# Combining Multiple Files of the Same Type

This code is particularly helpful if you want to be able to merge a lot of files together into one dataframe, given that they are all named in the same pattern and they are all the same file type. 

This is the code that we used to merge 63 `.geo.tsv` files to get an entire dataframe with all of the information about 200+ million Reddit posts, which served as the base dataset that we merged parts of our other datasets to. We referenced this sample code from Github: https://github.com/ekapope/Combine-CSV-files-in-the-folder/blob/master/Combine_CSVs.py.

For the purposes of this data manipulation demo, because of data privacy, we've subsetted 4 dataframes with 25 data observations each, all with fake usernames to replace the 'author' column. We will merge these 4 files in this demo into a combined file with 100 data observations that will be used later.

## Import Libraries

Here we are importing the necessary libraries to run the code.

In [1]:
import os
import glob
import pandas as pd

## Combine Files

Since all of the files are formatted the same, we can combine them together into one file. We found that saving a file as a `.parquet` file was convenient for loading in the data later. 

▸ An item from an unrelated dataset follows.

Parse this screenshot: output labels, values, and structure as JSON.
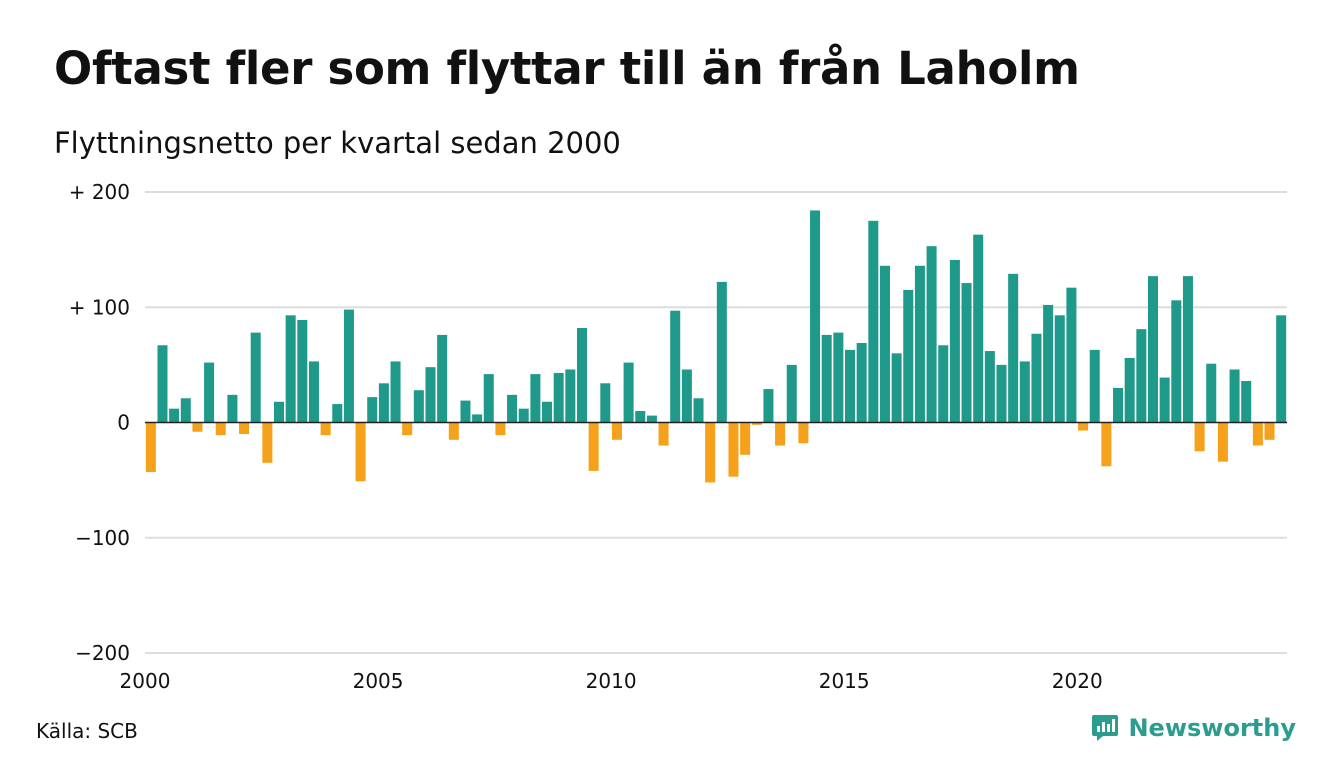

The `os.getcwd()` method gets the current working directory that you are in, which should be inside the `data_wrangling` folder. However, to access the individual data files, we need to replace the current working directory with the directory that leads to the files. Once that has been done, we can go head and merge all of the files together into one file.

In [2]:
DATA_DIR = os.getcwd()
DATA_DIR = DATA_DIR.replace('data_wrangling', 'synthetic_data/combine_files')

os.chdir(DATA_DIR)
extension = 'parquet'
all_filenames = [i for i in glob.glob('*_synthetic.{}'.format(extension))]

combined_file = pd.concat([pd.read_parquet(f) for f in all_filenames])

In [4]:
combined_file.to_parquet("combined_posts_file.parquet")